Violinist makes outstanding debut in Utah Symphony’s Spanish-flavored program

Sat Mar 07, 2020 at 12:51 pm
By Edward Reichel
Benjamin Beilman performed Lalo’s Symphonie espagnole with Fabien Gabel conducting the Utah Symphony Friday night at Abravanel Hall. Photo: Kathleen Sykes

This weekend’s Utah Symphony program is titled “Sketches of Spain,” but it should really be called “The Benjamin Beilman Show.” 

Making his Masterworks debut Friday, the young American violinist gave a knockout performance of Lalo’s Symphonie espagnole, a work not often heard in Abravanel Hall. His reading displayed a level of maturity that surpasses his 30 years. That quality—combined with the depth of expression he brought to his performance, as well as his technical chops and interpretative skills— certainly place him in the forefront of today’s young concert violinists. 

Beilman attacked the opening measures of the first movement with bold strokes and dramatic flair, and contrasted that nicely with mellow phrasings in the softer passages. And there were always seamless transitions between these sections that brought a natural flow to the music. 

The soloist gave the second movement a light treatment with his nimble playing that captured the good-natured spirit of the music. The same also held true for the finale. Beilman played it with carefree abandon that underscored the playfulness of the music.

In between, the third movement Intermezzo was rhythmically vibrant and driven, while the fourth movement Andante was darkly lyrical, with the soloist giving a decisive reading that brought out the expressiveness that courses throughout this movement.

Beilman also treated the audience to an encore: Kreisler’s Recitativo and Scherzo, Op. 6. Dedicated to Ysaÿe, this solo piece demands the utmost in virtuosity and Beilman acquitted himself wonderfully and once again showed his mastery of his instrument. (Beilman is the younger brother of the Utah Symphony’s acting associate violist Elizabeth Beilman.)  
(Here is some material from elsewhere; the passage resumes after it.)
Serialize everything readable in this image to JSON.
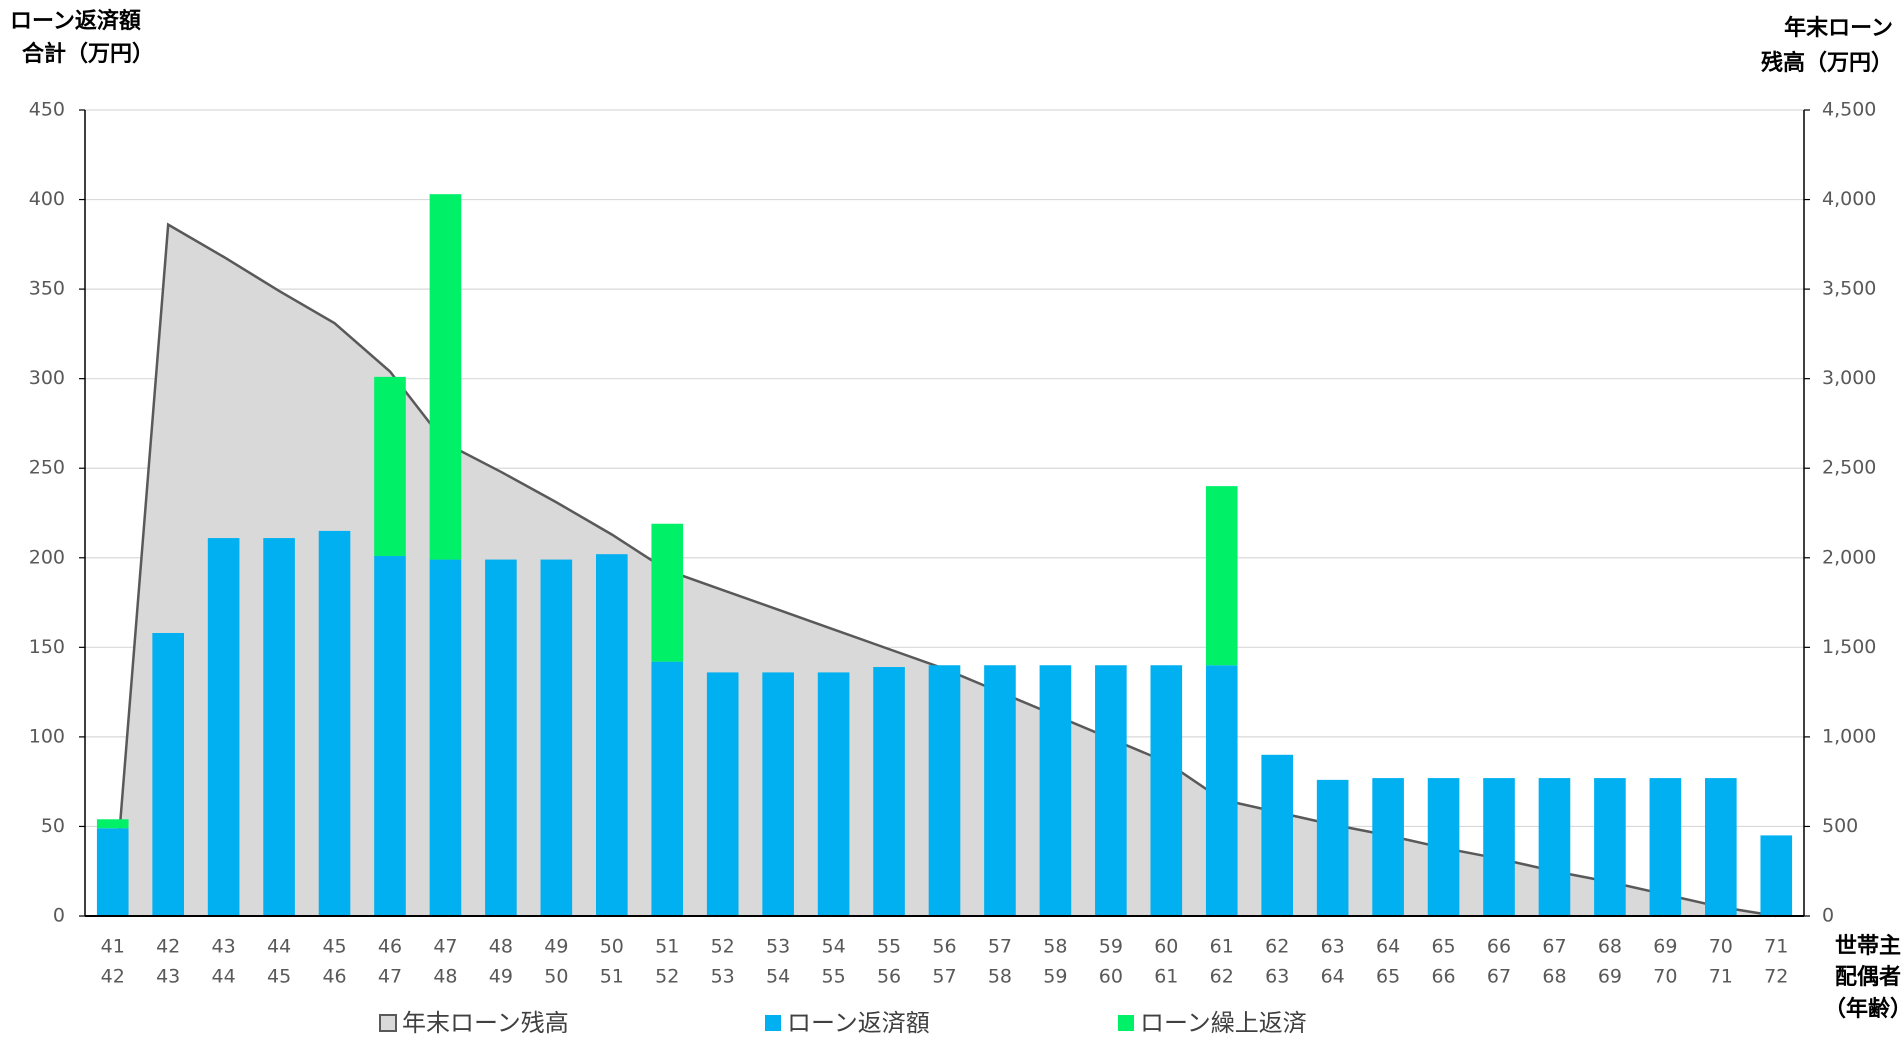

Sharing the stage with the youthful violinist this weekend is the French conductor Fabien Gabel in his Utah Symphony debut. Their collaboration was exceptional for the manner in which they played off each other, and Gabel brought a deft balance between the soloist and the orchestra, which responded to his direction with finely crafted articulation and delivery.

After intermission, the Spanish theme of the concert (via French composers) continued with Ravel’s Rapsodie espagnole and the second movement, “Ibéria,” from Debussy’s Images. 

Gabel’s sensitive direction of Ravel’s Rapsodie allowed the orchestra to vividly capture the magic and mystery that the composer creates in this four-movement work. Gabel directed the score fluently from the evocative opening “Prélude à la nuit,” and  the vibrant rhythms of the “Malagueña,” to the sultry and intoxicating “Habanera,” and energetic and lively “Feria” finale.

Debussy’s take on Spain is markedly different than Ravel’s. The three sections of “Ibéria” are awash in lush harmonies and rich textures that demand considerable attention to subtle inflections of dynamics, tempo shifts and expressions. Gabel captured that and coaxed effusive and vivid playing from the orchestra that brought definition and cohesion to the work.

A delightful surprise was the inclusion of Louis Aubert’s Habanera between the Ravel and Debussy. Gabel has been championing the music of this unjustly neglected French composer, who lived from 1877-1968.

Aubert’s Habanera is anything but a dance. The expansive work is a small tone poem that undoubtedly depicts Aubert’s overwhelming impressions of the Iberian Peninsula. The work is audacious and dramatic, but also invokes the sultry sensuality of the dance which underlies it. 

Gabel’s interpretation was forceful and underscored the scope of the work with his sweeping gestures, conveying his intentions to the orchestra succinctly. They, in turn, played with expansive, vibrant expression that gave the piece depth and definition.

The sole work that had nothing to do with Spanish music was Andrew Norman’s Unstuck, which opened the concert. The placing of the work was rather unfortunate since it felt odd and distinctly out of place within the program’s theme.

Typical for Norman’s orchestral music, Unstuck is busy with nervous, unbridled power and bursting with cacophonous sounds and dense textures. Norman knows how to orchestrate and that, when all is said and done, is the main redeeming element in this piece.

The program will be repeated 7:30 p.m. Saturday in Abravanel Hall.; 801-355-2787.